While in England, Alice Paul met a woman named Lucy Burns, and joined the women’s suffrage efforts there. When the two went back to the U.S. in 1912, Paul and Burns joined the NAWSA, with Paul leading the Washington, DC chapter. NAWSA primarily focused on state-by-state campaigns; Paul preferred to lobby Congress for a constitutional amendment. Such differences led Paul and others to split with NAWSA and form the National Woman’s Party.


On March 3, 1913, approximately eight thousand women marched with banners and floats down Pennsylvania Avenue from the Capitol to the White House.

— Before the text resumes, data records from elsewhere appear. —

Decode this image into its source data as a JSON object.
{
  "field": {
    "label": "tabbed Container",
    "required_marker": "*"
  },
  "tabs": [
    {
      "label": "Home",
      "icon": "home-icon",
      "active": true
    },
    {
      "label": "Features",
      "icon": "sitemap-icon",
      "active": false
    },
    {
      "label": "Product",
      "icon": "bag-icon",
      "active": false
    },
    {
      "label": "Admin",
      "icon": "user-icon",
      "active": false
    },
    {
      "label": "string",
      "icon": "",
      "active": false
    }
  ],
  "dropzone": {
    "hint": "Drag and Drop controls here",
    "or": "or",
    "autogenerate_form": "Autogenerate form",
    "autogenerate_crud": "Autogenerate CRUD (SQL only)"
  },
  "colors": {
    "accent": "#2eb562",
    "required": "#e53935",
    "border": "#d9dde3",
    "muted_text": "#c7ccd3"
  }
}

On April 7, Paul organized a demonstration and founded the Congressional Union for Woman Suffrage to focus specifically on lobbying Congress.


In January 1917, Paul and over 1,000 “Silent Sentinels” began eighteen months of picketing the White House, standing at the gates with such signs as, “Mr. President, how long must women wait for liberty?” The women endured verbal and physical attacks from spectators, which only increased more after the U.S. entered World War I. The police arrested them on the flimsy charge of obstructing traffic and Paul was sentenced to jail for seven months. While in jail, Paul organized a hunger strike in protest. This only made the doctors threaten to send her to an insane asylum and force-feed her.


After U.S. President Woodrow Wilson announced his support for suffrage in 1918, it took two more years for the Senate, House, and the required 36 states to approve the amendment.


Once this amendment was finally approved, Alice Paul and the National Women’s Party focused on the Equal Rights Amendment (ERA) to guarantee women constitutional protection from discrimination. Paul spent her life advocating for this and other women’s issues.


There are many more amazing historical women figures to look up to. I always implore people to learn. These women sacrificed so much just for the future generation to have better lives and equality. Today, women still fight for equal rights but these women from the past are the ones who helped give those the courage to fight and speak up.